Назад ехали колонной со спецмашинами, и ни о какой остановке для поиска крестика не было и речи. Женя с Катей сидели вместе в уже ставшем домашним микрике. Он открыто держал её руку… Было совсем близко её лицо, очки в крупной оправе, пучок, проткнутый тёплой деревянной палочкой. Катя работала на молодёжном радио, которое слушали в автомобилях, и у неё назавтра с утра должен был быть эфир. Катя хотела спать и положила голову Жене на плечо, но она от тряски съезжала ему на грудь и никак надежно не пристраивалась. Пучок Катя раскрепила, и волосы рассыпались золотистыми извивами, а палочка-шпилька осталась в её руке. Засыпая, Катя медленно разжала пальцы, и палочка выпала.
В Барнауле возле автобусов прощались, фотографировались, дарили и подписывали книги. Женя медленно выкатил белую «кресту» с горящими фарами и, остановившись поодаль, возвращался в привычную обстановку машины, чуть подзабытую и своим верным видом подчёркивающую скоротечность происходящего.
Он отвёз Катю до дома и наконец увидел её глаза. Они были большие, серо-зелёные, в распахнутых лучах острых ресниц. И, как виноградины, чуть просвечивали в боковом свете солнца – прозрачно и восковo…
– Ну, дай я на тебя хоть посмотрю.

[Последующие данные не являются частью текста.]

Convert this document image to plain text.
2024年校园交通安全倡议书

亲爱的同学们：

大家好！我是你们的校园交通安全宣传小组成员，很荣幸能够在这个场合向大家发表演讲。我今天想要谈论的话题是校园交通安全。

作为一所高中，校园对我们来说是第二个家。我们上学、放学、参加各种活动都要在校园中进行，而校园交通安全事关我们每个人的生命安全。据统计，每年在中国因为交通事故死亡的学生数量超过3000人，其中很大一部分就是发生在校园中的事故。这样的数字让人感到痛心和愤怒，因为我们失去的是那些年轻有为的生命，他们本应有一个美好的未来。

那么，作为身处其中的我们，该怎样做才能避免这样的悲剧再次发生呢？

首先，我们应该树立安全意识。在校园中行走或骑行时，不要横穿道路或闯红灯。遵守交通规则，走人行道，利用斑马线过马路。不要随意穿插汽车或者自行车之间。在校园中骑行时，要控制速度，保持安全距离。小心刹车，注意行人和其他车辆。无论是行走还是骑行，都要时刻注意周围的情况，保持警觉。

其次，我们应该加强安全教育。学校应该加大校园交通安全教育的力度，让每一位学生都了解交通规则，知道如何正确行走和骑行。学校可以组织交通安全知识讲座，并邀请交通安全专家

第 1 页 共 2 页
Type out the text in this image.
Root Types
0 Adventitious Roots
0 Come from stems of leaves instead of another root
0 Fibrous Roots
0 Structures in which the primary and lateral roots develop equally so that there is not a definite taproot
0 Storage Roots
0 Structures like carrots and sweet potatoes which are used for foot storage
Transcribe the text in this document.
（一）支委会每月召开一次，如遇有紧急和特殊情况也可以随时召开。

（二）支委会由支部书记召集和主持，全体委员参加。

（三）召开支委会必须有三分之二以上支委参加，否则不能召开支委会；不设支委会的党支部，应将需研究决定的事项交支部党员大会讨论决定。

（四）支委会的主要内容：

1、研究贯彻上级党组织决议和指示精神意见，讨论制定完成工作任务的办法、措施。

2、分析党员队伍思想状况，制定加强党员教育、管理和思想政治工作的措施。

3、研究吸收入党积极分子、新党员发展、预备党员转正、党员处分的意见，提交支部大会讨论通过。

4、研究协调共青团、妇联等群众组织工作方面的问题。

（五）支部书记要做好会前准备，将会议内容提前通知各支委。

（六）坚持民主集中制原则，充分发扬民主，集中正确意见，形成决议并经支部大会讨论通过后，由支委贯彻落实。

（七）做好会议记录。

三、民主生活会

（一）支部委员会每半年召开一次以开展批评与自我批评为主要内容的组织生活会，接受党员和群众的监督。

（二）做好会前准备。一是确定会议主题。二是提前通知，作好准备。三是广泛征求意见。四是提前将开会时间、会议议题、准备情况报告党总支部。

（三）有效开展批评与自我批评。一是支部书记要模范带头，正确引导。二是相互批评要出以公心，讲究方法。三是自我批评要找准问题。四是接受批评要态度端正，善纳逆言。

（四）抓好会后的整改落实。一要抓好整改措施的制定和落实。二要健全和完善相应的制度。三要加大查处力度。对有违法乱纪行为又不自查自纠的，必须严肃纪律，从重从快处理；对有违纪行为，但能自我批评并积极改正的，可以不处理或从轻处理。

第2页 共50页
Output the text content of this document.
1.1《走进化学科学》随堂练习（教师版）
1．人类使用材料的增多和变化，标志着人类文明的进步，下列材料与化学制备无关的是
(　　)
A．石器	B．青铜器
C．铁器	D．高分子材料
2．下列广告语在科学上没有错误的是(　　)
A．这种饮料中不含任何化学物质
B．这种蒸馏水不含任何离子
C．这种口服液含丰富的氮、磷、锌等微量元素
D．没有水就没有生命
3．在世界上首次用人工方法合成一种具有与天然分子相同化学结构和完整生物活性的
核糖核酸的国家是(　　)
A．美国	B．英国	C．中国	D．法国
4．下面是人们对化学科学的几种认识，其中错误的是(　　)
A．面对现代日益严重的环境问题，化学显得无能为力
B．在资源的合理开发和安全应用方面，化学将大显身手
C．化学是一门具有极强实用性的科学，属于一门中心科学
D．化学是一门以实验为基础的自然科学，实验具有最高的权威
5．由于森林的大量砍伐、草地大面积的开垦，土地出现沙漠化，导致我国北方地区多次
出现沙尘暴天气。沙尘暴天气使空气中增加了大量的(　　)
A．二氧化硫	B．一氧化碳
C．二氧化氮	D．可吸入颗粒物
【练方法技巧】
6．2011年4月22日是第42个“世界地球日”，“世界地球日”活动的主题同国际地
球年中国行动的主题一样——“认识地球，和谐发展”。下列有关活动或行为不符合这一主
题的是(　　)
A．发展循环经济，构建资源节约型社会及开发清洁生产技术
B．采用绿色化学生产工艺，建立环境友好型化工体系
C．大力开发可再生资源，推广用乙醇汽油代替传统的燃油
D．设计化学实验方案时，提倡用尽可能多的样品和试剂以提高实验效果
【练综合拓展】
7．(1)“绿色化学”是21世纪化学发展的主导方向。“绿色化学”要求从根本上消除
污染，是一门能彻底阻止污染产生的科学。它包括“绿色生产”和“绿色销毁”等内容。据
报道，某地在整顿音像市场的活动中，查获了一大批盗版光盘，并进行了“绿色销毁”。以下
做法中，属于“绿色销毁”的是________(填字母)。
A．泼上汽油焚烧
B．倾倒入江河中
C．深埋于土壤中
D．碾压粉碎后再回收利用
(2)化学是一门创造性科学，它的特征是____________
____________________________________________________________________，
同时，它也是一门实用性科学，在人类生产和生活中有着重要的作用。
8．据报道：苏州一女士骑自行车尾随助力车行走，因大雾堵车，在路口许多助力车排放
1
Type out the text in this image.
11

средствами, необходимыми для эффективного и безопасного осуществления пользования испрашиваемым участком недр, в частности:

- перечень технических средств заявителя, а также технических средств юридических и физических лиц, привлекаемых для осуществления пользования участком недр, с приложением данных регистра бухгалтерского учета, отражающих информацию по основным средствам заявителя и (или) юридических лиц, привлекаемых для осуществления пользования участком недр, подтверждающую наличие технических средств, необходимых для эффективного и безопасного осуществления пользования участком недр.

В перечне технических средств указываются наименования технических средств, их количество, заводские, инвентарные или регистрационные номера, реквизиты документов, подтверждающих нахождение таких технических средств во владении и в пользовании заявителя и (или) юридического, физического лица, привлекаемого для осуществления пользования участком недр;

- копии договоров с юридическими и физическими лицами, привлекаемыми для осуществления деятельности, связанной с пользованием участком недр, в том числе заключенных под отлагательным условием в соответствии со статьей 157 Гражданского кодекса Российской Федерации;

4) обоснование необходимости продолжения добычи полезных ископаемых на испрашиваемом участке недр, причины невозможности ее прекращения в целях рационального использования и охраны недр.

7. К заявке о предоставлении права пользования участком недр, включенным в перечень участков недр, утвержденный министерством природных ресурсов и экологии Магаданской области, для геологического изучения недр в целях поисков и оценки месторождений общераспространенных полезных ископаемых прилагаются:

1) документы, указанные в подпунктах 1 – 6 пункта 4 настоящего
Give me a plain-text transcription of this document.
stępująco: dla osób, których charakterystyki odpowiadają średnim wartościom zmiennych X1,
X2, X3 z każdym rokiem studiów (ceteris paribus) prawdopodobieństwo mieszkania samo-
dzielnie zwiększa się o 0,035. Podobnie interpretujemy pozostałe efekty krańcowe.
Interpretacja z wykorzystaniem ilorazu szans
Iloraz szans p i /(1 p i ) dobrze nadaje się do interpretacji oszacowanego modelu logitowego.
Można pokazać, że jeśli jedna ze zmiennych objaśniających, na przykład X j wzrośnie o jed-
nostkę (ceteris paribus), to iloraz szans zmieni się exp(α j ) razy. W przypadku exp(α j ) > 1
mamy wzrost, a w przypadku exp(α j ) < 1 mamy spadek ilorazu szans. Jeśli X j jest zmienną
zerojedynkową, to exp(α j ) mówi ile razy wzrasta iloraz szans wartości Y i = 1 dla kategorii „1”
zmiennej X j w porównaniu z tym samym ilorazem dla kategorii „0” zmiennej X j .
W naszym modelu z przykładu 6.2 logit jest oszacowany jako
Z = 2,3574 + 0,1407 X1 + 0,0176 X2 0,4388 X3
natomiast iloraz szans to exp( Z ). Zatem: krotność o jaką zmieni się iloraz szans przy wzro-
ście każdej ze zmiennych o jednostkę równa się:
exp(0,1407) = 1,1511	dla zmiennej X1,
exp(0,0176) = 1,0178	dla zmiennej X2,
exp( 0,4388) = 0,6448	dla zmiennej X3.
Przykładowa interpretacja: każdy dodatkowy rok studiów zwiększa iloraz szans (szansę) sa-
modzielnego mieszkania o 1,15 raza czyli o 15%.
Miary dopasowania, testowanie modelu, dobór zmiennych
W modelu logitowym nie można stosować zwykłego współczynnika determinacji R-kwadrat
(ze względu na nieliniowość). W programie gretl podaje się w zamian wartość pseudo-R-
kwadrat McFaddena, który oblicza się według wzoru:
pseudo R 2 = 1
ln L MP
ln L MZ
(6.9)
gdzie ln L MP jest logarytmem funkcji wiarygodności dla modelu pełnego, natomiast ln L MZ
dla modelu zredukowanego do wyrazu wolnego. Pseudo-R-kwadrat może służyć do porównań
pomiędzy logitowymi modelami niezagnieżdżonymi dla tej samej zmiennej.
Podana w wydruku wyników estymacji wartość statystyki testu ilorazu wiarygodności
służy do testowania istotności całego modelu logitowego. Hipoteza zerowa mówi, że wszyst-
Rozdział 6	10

Как следует…
– Смотри-смотри… – как-то задумчиво ответила Катя и, будто что-то вспомнив, вскинула голову. – Ну всё. Я пошла.
Женя вышел, обнял её, поцеловал в ускользающие губы.
Происходящее продолжало нестись по чьей-то могучей воле, не оставляя лишней минуты, словно требовало аварийного приведения жизни в привычное русло. Женя вернулся в гостиницу, где уже вовсю дул неистовый отъездной ветер. Шло паническое разбегание людей на поезда, самолёты, неумолимое укладывание в расписания, то и дело звучали слова «билеты», «командировки», и царила сосредоточенность, никак не вяжущаяся с радостным и успокоительным совместным пребыванием. Кто садился на поезд прямо сейчас, кто улетал в Москву, кто на Урал, кто в Орёл. Утром выезжали из опустевшей гостиницы. Сдавали ключи, что-то уточняли, где-то расписывались – всё с той же торопливой озабоченностью.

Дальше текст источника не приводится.